Gilles Mahé présente l’École intercommunale de dessin du bocage Vitréen

Gilles Mahé, Yvan Salomone

9 octobre
27 novembre 1993

Expositions à La Criée

Dates

Du samedi 9 octobre au samedi 27 novembre 1993

Présentation

Depuis plus de trois ans, La Criée a développé un service éducatif original basé sur la mise en relation de diverses compétences : enfants, enseignants, étudiants d'histoire de l’art, artistes et médiateurs ont collaboré, portés par la dynamique expérimentale propre au centre d’art. Lieu de recherche et de diffusion, ni atelier d’artiste, ni musée, La Criée a voulu stimuler par ses activités pédagogiques de nouvelles relations à l’art. De la même manière qu’un programme d’exposition s’élabore en fonction des expériences passées, la rencontre avec Gilles Mahé, nouvellement promu directeur de l'École de dessin intercommunale du bocage vitréen, ne pouvait que déboucher sur cette exposition.

« L’idée générale du projet est d'initier les élèves à l’art du XXᵉ siècle en abordant des techniques et des traitements différents. Pour les plus jeunes comme pour les adultes, chaque cours commence par une brève séance de lecture d’image autour d’une œuvre célèbre. Les professeurs induisent donc chaque sujet en diffusant les informations sur un artiste, un thème, une technique. Les sujets ainsi définis (un portrait, un paysage, un métier, un objet,…). Les sujets ainsi définis (un portrait, un paysage, un métier, un objet…) sont traités en cours. L'ensemble des ateliers de l'École travaille sur un format unique (21 x 29,7 cm)… À l'issue de chaque séance, tous les dessins sont conservés par les professeurs qui en choisissent au maximum 4 par atelier. Parmi ces quatre (4) dessins choisis, un seul dessin est sélectionné (par le directeur). Les dessins sélectionnés sont marouflés (encollés) sur châssis toilés et répertoriés par l’École. Les autres sont restitués à leurs auteurs. Les élèves souhaitant conserver leurs originaux peuvent les récupérer après en avoir fait réaliser une copie couleur par l'École. Ces copies couleurs sont alors marouflées sur la toile à la place des originaux ». Gilles Mahé, in Journal de l'École. 

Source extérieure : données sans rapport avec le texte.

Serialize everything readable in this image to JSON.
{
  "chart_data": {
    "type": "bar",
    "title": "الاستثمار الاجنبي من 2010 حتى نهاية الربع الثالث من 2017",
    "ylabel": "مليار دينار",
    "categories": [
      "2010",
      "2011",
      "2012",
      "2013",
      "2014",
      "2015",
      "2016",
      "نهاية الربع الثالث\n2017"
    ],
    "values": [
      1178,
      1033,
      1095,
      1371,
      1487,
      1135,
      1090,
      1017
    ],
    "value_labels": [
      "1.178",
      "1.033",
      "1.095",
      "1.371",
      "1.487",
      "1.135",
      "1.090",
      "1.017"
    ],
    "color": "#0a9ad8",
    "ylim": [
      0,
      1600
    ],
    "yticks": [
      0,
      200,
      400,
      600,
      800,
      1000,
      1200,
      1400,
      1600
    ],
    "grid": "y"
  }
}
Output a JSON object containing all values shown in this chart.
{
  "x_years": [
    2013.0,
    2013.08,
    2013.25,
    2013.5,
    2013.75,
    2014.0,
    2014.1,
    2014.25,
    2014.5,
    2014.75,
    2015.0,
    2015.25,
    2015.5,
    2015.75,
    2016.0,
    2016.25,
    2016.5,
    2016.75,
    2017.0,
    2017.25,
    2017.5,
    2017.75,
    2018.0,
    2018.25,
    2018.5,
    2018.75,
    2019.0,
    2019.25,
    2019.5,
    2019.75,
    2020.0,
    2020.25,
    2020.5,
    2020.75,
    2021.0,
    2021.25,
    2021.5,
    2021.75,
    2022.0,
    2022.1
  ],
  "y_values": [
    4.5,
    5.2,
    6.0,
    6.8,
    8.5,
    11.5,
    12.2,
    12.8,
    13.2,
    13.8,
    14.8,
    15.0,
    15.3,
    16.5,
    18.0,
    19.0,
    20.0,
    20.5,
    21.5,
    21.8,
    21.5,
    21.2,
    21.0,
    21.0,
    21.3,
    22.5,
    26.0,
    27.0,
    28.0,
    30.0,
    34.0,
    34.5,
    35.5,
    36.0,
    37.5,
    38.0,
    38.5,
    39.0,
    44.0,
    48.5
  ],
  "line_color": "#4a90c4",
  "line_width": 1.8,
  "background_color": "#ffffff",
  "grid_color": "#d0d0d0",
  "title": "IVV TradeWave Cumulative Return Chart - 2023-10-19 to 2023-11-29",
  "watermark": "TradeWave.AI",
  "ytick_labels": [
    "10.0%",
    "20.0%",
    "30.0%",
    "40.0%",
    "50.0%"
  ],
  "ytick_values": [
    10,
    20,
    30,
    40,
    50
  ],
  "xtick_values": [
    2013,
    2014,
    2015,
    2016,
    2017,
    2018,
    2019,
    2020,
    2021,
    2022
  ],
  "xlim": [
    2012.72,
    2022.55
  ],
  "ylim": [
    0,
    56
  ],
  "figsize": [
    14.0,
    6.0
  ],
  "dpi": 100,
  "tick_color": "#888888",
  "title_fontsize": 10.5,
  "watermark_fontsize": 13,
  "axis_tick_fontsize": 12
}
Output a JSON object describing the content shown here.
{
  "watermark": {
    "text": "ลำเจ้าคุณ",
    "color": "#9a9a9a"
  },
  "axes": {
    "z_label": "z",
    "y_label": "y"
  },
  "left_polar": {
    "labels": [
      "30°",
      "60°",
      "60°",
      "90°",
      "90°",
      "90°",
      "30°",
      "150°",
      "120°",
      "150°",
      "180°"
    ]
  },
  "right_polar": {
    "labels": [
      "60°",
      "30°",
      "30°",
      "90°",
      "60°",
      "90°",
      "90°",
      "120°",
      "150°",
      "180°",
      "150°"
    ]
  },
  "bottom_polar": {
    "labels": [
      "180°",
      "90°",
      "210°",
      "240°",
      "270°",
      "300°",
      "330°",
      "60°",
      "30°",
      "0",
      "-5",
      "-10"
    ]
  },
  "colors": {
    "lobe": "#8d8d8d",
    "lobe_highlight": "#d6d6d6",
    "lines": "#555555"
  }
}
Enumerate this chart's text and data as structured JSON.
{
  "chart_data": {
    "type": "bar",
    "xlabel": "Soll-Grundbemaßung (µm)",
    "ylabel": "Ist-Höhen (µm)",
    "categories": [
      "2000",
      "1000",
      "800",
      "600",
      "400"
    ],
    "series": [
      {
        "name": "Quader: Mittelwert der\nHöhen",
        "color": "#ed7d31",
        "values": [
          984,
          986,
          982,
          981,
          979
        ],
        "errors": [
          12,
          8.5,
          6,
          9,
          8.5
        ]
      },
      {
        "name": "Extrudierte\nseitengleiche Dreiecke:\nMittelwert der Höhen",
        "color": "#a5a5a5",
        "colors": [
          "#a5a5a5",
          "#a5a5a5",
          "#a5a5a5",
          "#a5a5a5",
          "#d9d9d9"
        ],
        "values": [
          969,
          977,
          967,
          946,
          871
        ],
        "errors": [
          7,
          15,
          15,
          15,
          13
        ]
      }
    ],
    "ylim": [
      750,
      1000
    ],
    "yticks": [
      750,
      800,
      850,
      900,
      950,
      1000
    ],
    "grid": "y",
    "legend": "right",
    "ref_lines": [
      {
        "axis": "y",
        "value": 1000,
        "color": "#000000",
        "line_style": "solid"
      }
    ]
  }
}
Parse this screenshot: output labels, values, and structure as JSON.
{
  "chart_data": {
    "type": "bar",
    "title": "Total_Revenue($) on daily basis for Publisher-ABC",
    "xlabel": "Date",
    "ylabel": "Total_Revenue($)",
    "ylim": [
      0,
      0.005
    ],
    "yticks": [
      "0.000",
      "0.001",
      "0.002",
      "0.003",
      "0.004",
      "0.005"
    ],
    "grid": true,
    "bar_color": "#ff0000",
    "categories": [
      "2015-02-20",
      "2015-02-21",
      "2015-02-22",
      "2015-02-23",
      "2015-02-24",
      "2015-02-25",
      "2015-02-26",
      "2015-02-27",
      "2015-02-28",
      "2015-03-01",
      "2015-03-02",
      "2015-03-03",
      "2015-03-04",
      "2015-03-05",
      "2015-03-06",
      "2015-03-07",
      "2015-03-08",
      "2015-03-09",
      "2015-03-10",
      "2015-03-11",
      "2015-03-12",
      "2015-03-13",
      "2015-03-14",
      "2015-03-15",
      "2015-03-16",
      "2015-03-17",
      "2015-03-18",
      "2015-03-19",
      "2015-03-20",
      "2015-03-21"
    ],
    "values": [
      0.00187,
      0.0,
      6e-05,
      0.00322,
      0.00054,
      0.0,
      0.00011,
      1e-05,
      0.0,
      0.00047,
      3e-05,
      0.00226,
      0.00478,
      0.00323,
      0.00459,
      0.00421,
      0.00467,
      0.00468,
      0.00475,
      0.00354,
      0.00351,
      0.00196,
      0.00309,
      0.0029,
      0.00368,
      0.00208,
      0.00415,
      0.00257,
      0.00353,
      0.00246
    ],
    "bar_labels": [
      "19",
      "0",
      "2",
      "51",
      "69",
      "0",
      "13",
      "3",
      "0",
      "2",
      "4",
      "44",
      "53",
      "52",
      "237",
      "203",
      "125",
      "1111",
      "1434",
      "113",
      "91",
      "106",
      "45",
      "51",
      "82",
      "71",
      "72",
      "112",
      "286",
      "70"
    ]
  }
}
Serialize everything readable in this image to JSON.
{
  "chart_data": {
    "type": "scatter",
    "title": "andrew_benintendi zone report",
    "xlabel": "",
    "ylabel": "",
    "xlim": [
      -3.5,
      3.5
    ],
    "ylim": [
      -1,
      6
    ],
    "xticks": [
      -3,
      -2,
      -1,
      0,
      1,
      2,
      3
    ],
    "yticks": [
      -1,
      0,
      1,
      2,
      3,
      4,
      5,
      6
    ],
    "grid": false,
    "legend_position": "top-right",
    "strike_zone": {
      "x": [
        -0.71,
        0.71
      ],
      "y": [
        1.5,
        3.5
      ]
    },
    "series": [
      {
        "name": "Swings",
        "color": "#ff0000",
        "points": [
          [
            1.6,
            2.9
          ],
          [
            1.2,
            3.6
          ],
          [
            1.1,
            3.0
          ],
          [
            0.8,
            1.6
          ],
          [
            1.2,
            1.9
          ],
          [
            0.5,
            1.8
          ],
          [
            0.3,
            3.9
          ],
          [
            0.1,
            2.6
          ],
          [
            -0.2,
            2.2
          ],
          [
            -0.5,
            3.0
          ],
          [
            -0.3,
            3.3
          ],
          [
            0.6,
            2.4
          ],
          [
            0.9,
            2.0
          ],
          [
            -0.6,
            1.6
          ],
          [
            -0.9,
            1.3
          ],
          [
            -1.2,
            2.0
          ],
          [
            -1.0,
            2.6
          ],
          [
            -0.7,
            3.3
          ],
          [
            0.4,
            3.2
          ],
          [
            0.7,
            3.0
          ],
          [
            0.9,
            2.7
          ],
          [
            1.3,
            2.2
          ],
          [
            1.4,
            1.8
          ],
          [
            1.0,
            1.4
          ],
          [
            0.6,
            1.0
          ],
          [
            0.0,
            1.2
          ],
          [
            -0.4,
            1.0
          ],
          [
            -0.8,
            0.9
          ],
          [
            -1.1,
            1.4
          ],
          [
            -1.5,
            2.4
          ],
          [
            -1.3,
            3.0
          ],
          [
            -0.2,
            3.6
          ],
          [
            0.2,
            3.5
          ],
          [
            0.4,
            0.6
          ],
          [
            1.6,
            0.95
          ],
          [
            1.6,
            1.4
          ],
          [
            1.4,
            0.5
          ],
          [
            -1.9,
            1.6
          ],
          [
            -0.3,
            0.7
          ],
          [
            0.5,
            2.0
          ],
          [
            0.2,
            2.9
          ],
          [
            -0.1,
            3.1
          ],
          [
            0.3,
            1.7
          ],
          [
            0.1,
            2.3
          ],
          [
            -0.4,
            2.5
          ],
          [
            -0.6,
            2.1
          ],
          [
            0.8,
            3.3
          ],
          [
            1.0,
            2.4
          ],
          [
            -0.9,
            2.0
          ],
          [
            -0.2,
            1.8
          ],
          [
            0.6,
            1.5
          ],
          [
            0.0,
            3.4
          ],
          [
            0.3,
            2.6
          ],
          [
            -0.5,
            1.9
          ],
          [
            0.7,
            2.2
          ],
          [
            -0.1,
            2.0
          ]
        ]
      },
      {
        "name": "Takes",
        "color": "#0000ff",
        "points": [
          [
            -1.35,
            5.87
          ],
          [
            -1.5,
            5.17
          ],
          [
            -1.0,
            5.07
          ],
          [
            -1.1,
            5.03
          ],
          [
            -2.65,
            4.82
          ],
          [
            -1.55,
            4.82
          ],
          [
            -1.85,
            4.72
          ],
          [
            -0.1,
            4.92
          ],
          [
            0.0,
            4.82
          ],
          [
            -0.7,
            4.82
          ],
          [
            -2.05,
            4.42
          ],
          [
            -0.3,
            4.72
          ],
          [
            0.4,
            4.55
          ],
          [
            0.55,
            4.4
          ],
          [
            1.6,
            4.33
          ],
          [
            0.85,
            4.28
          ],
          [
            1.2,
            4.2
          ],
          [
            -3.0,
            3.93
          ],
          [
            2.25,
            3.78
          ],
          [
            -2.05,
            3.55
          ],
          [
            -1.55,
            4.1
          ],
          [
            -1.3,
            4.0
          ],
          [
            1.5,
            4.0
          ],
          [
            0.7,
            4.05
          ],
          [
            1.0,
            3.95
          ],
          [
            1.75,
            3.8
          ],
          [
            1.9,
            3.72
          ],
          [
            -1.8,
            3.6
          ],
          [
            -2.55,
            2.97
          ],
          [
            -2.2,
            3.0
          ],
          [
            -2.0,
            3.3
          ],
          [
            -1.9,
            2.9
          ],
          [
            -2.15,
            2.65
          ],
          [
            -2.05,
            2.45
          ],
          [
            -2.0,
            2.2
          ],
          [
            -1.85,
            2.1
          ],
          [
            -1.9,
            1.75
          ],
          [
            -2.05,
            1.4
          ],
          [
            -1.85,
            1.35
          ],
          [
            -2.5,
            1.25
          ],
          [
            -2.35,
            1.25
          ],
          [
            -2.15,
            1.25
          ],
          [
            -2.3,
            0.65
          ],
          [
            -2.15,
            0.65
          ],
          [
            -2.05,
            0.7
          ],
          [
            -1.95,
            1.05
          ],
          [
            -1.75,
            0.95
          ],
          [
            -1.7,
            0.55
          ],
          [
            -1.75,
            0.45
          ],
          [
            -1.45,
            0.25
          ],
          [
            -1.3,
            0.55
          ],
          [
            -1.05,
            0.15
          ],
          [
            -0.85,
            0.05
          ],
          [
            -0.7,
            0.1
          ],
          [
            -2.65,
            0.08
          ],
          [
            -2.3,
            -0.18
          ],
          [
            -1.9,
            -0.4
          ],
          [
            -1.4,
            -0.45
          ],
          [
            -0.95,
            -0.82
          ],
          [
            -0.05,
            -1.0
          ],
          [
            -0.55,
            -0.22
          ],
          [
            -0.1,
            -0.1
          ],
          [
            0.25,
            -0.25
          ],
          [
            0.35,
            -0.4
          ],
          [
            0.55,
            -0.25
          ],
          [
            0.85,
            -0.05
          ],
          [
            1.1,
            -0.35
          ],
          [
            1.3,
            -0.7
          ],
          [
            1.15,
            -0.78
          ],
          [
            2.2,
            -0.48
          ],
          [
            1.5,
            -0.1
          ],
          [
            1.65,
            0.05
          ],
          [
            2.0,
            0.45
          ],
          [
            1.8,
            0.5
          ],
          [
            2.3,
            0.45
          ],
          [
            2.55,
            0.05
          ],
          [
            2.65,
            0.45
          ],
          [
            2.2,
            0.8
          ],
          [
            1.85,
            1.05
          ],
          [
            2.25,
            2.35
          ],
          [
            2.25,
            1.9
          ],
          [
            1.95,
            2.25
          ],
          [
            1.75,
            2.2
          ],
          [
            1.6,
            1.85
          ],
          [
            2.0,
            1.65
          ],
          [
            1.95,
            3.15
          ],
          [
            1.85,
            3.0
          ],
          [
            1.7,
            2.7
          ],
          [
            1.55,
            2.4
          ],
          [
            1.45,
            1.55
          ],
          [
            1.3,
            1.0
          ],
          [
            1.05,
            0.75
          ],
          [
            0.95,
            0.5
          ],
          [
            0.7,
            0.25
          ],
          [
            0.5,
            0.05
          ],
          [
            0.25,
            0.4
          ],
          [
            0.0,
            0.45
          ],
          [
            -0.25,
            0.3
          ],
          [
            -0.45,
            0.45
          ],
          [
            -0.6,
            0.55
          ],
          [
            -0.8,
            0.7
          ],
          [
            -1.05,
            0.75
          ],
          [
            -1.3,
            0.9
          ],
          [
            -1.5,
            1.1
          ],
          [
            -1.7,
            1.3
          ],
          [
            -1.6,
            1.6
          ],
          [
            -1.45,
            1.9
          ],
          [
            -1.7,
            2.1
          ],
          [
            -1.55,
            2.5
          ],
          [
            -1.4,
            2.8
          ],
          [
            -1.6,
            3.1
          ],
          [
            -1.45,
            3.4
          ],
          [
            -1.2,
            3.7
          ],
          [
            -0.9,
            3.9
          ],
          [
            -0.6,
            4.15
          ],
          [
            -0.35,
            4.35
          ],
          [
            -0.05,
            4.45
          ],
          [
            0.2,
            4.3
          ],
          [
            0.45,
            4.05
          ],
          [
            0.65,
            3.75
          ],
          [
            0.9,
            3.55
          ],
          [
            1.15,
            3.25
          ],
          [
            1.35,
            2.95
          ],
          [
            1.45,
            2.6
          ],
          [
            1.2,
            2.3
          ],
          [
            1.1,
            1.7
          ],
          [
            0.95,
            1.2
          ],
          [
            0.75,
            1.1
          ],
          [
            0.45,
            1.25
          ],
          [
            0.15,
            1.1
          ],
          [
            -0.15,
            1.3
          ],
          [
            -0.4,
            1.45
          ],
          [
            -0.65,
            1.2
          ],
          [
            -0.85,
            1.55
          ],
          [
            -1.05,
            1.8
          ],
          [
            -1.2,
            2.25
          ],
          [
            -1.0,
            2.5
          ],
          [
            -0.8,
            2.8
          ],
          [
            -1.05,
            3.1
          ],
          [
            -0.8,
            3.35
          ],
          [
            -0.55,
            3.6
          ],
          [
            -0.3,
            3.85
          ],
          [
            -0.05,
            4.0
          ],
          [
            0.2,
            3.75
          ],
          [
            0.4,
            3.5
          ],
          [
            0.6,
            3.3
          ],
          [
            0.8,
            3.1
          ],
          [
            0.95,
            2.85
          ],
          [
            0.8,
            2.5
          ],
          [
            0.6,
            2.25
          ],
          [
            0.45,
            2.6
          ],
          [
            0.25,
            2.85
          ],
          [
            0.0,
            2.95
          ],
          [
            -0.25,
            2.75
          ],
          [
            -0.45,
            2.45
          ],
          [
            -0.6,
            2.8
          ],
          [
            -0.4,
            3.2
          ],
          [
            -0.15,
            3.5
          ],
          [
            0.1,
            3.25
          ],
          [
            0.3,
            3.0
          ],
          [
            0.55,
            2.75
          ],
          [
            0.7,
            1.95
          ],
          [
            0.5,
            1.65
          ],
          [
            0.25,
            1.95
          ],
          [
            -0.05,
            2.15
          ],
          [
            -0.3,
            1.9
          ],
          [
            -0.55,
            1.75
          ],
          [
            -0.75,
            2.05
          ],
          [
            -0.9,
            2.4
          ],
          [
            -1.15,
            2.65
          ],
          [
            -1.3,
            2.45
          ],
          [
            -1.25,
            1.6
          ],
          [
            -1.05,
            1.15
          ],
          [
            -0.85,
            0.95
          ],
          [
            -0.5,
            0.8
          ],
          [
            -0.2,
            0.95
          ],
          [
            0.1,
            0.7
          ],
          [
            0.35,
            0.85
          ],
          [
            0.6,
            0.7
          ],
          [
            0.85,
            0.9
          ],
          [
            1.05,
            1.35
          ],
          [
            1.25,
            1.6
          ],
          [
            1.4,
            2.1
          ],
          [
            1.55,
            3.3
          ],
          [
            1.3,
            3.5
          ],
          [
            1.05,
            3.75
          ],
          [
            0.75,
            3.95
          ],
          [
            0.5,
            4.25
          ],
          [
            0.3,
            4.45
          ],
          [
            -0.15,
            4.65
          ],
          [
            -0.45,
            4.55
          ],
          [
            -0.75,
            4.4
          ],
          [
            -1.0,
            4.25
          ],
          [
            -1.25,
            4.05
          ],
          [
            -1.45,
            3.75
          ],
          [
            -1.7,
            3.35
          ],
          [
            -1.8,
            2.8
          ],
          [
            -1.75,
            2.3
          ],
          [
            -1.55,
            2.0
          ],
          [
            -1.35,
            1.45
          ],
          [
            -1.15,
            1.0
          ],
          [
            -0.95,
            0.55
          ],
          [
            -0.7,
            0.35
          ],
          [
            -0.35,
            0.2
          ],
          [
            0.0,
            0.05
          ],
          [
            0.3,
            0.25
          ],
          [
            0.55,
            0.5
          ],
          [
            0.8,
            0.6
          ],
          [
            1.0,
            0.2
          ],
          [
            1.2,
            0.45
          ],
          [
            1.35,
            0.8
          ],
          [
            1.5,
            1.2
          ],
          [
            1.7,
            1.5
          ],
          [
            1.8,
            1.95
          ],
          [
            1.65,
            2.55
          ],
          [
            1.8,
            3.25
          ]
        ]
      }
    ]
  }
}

À la fois bilan d’une année de travail, et présentation des différentes articulations de cette forme d’enseignement décentralisé en milieu rural, il s’agit également de promouvoir ici l’application d’idées auxquelles nous travaillons à notre manière ; au moment où beaucoup s'interrogent, et pas seulement dans le domaine de l’art, sur la validité des formations, des diplômes, et de leurs débouchés.
Cependant, une autre question mérite d’être posée. Comment un artiste aujourd’hui peut-il intégrer à sa propre démarche un tel projet, et le revendiquer ? On connaît l’engagement de certains artistes constructivistes (Malevitch, Rodtchenko, Moholy-Nagy…) dans de telles entreprises et les différentes versions du Bauhaus constituent toujours une forme exemplaire, bien que datée, d’enseignement de l’art. Pour Gilles Mahé, cette nouvelle « casquette » d’artiste/directeur d’école semble tout à fait seyante, tant l'énergie qu’il déploie semble inépuisablement relayée par les acteurs qu’il implique dans son projet. 

Comme le soulignait déjà Didier Semin dans un article justement intitulé « Gilles Mahé médiateur » : « Il n’est pas impossible qu’on méconnaisse Gilles Mahé en raison de sa vertu même, qui est de ne se laisser réduire à aucun style, aucune technique, d’assumer en somme dans toutes ses conséquences le projet avant-gardiste d’un art qui abandonnerait l’idée de discipline »*. Après avoir par exemple donné « Rendez-vous au bar » (FIAC 1985), édité et diffusé une quinzaine de numéros du journal Gratuit depuis 1978, réalisé des peintures de « chefs-d’œuvre d’après descriptions »… et été promu Chevalier des Arts et des Lettres, Gilles Mahé réapparaît… « excentrique, lucide, peu étiquetable »**

« Avec ses projets en tête, il passe et les choses s'animent, les hommes se rencontrent… »***

*Didier Semin, « Gilles Mahé médiateur », in Galeries Magazine, 1989.

**Didier Semin: “Gilles Mahé, médiateur”, in Galeries Magazine, 1989

***Corinne Pencenat: “Gilles Mahé, de la race des respirateurs, in Art Press, 1987.